Thermostat, robinets et pilotage connecté changent vraiment la donne
Quand une maison ou un appartement comporte plusieurs pièces aux usages différents, le pilotage devient plus important que la puissance du chauffage elle-même. Un thermostat programmable, des robinets thermostatiques sur radiateurs ou un système connecté permettent de faire ce que l’on ne fait presque jamais à la main : adapter la chaleur au rythme réel du logement.| Solution | Avantage principal | Limite |
|---|---|---|
| Thermostat programmable | Il suit des plages horaires simples et évite de chauffer quand personne n’est là. | Il ne fait pas tout si la pièce a des besoins très différents selon l’usage. |
| Robinets thermostatiques | Ils ajustent la température pièce par pièce sur un chauffage à eau. | Ils sont moins pertinents si le logement est déjà très mal équilibré. |
| Pilotage connecté | Il permet d’agir à distance en cas d’imprévu ou de départ prolongé. | Il reste utile seulement si les consignes sont bien paramétrées au départ. |
| Réglage manuel simple | Il évite le surinvestissement et reste facile à comprendre. | Il manque de précision dès qu’on a plusieurs rythmes d’occupation. |
Les erreurs qui font perdre de l’argent sans améliorer le confort
Le piège le plus fréquent, c’est de chauffer “au cas où”. On garde le même niveau partout, même dans une pièce où personne ne va pendant dix heures, puis on s’étonne de la facture. J’en vois aussi une autre, très courante : couper trop fort dans une pièce froide et humide, puis découvrir de la condensation, des odeurs de renfermé ou des débuts de moisissure.
- Chauffer toutes les pièces au même niveau alors que leur usage est différent.
- Couper complètement le chauffage dans une pièce exposée au froid ou à l’humidité.
- Fermer ou bloquer la ventilation pour “garder la chaleur”.
- Oublier le mode hors gel avant une absence de plusieurs jours.
- Relancer le chauffage très fort après une longue coupure au lieu d’anticiper la baisse.
Je préfère aussi rappeler un point souvent négligé : dans un logement mal isolé, la température ressentie baisse plus vite que la température affichée. Autrement dit, 17 °C dans une pièce vide peut être parfaitement raisonnable dans un logement correctement conçu, mais devenir insuffisant si les murs sont très froids ou si l’air circule mal. Le bon réglage dépend donc autant du bâti que de la consigne sur le thermostat.
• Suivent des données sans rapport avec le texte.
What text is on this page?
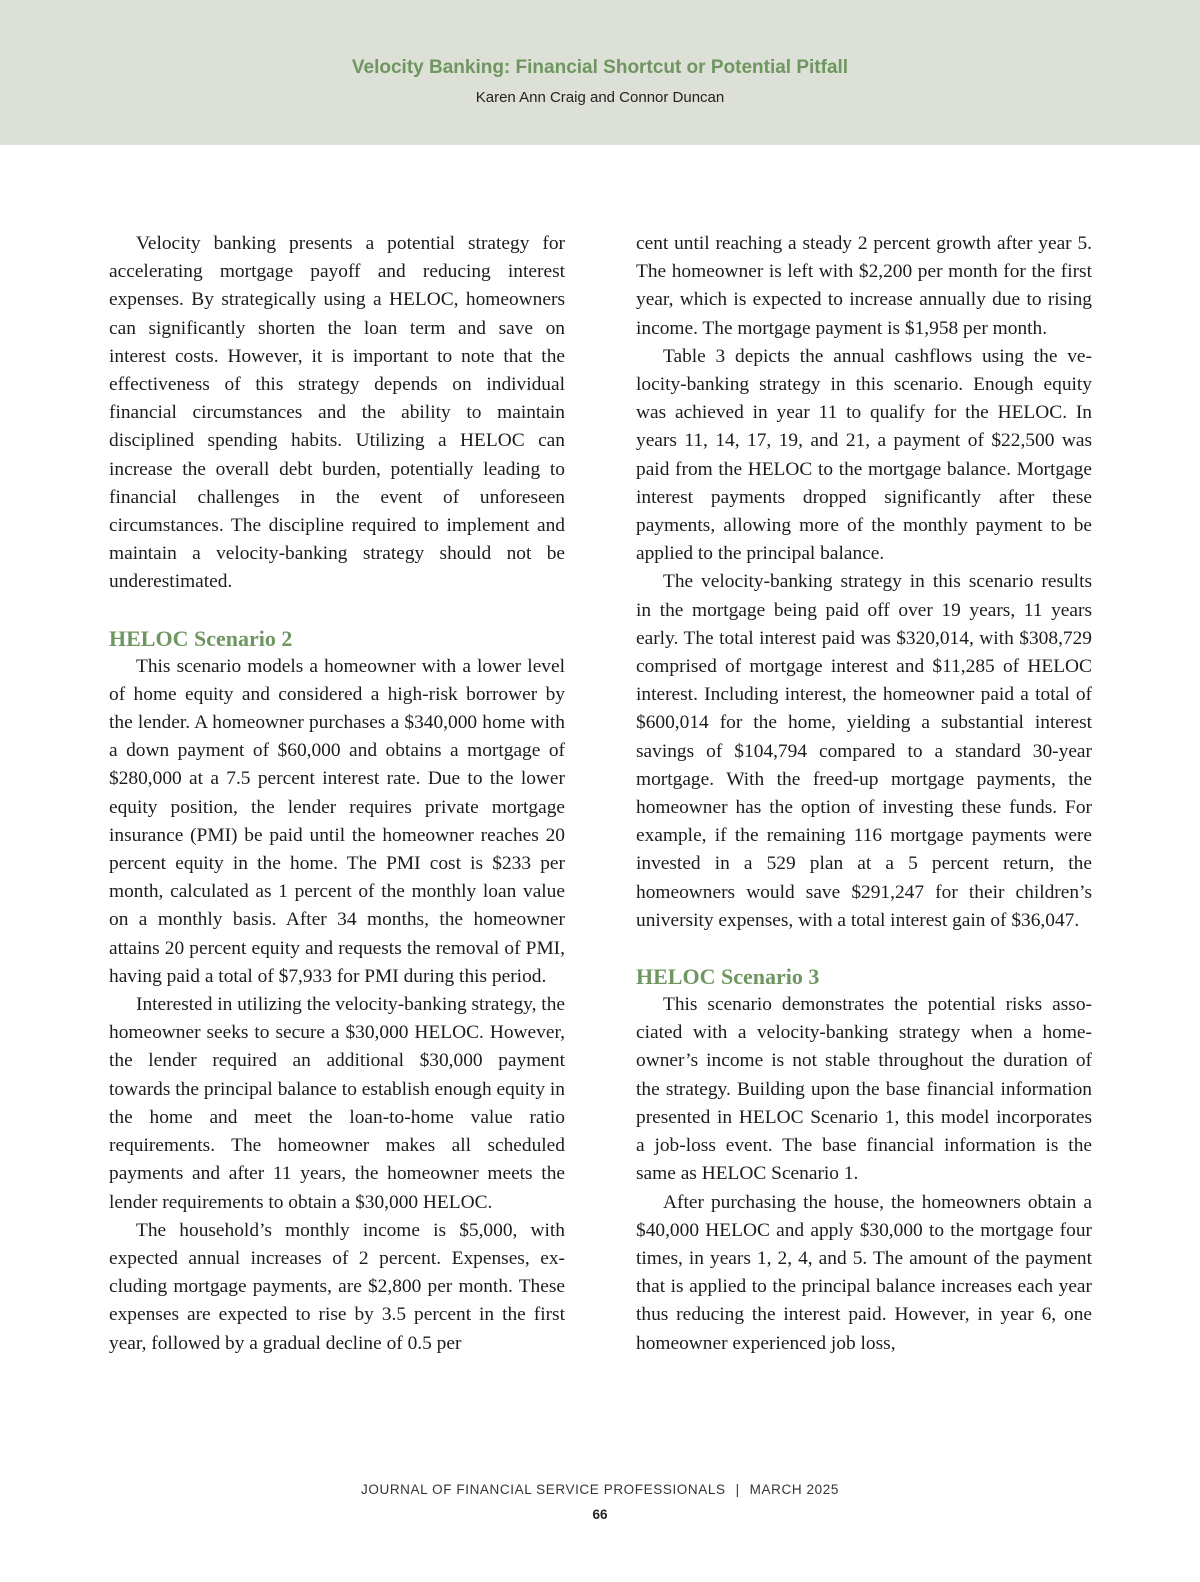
Velocity Banking: Financial Shortcut or Potential Pitfall
Karen Ann Craig and Connor Duncan

Velocity banking presents a potential strategy for accelerating mortgage payoff and reducing interest expenses. By strategically using a HELOC, homeowners can significantly shorten the loan term and save on interest costs. However, it is important to note that the effectiveness of this strategy depends on individual financial circumstances and the ability to maintain disciplined spending habits. Utilizing a HELOC can increase the overall debt burden, potentially leading to financial challenges in the event of unforeseen circumstances. The discipline required to implement and maintain a velocity-banking strategy should not be underestimated.

HELOC Scenario 2

This scenario models a homeowner with a lower level of home equity and considered a high-risk borrower by the lender. A homeowner purchases a $340,000 home with a down payment of $60,000 and obtains a mortgage of $280,000 at a 7.5 percent interest rate. Due to the lower equity position, the lender requires private mortgage insurance (PMI) be paid until the homeowner reaches 20 percent equity in the home. The PMI cost is $233 per month, calculated as 1 percent of the monthly loan value on a monthly basis. After 34 months, the homeowner attains 20 percent equity and requests the removal of PMI, having paid a total of $7,933 for PMI during this period.

Interested in utilizing the velocity-banking strategy, the homeowner seeks to secure a $30,000 HELOC. However, the lender required an additional $30,000 payment towards the principal balance to establish enough equity in the home and meet the loan-to-home value ratio requirements. The homeowner makes all scheduled payments and after 11 years, the homeowner meets the lender requirements to obtain a $30,000 HELOC.

The household’s monthly income is $5,000, with expected annual increases of 2 percent. Expenses, excluding mortgage payments, are $2,800 per month. These expenses are expected to rise by 3.5 percent in the first year, followed by a gradual decline of 0.5 per

cent until reaching a steady 2 percent growth after year 5. The homeowner is left with $2,200 per month for the first year, which is expected to increase annually due to rising income. The mortgage payment is $1,958 per month.

Table 3 depicts the annual cashflows using the velocity-banking strategy in this scenario. Enough equity was achieved in year 11 to qualify for the HELOC. In years 11, 14, 17, 19, and 21, a payment of $22,500 was paid from the HELOC to the mortgage balance. Mortgage interest payments dropped significantly after these payments, allowing more of the monthly payment to be applied to the principal balance.

The velocity-banking strategy in this scenario results in the mortgage being paid off over 19 years, 11 years early. The total interest paid was $320,014, with $308,729 comprised of mortgage interest and $11,285 of HELOC interest. Including interest, the homeowner paid a total of $600,014 for the home, yielding a substantial interest savings of $104,794 compared to a standard 30-year mortgage. With the freed-up mortgage payments, the homeowner has the option of investing these funds. For example, if the remaining 116 mortgage payments were invested in a 529 plan at a 5 percent return, the homeowners would save $291,247 for their children’s university expenses, with a total interest gain of $36,047.

HELOC Scenario 3

This scenario demonstrates the potential risks associated with a velocity-banking strategy when a homeowner’s income is not stable throughout the duration of the strategy. Building upon the base financial information presented in HELOC Scenario 1, this model incorporates a job-loss event. The base financial information is the same as HELOC Scenario 1.

After purchasing the house, the homeowners obtain a $40,000 HELOC and apply $30,000 to the mortgage four times, in years 1, 2, 4, and 5. The amount of the payment that is applied to the principal balance increases each year thus reducing the interest paid. However, in year 6, one homeowner experienced job loss,

JOURNAL OF FINANCIAL SERVICE PROFESSIONALS | MARCH 2025
66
Le réglage que je retiens au quotidien
Si je devais résumer la méthode la plus fiable, je dirais ceci : je chauffe selon l’usage réel, je baisse dès qu’une pièce reste vide, et je ne coupe totalement que lorsque l’absence dure vraiment. Dans la pratique, cela donne 19 °C dans les pièces de vie occupées, 16 à 17 °C dans les pièces inoccupées, 17 °C dans les chambres, puis le mode hors gel pour les absences de plusieurs jours.
- Je vérifie d’abord si la pièce appartient au volume chauffé ou non.
- Je contrôle l’humidité avant de baisser trop bas.
- Je laisse la ventilation fonctionner en permanence.
- Je programme des plages horaires plutôt que de tout faire à la main.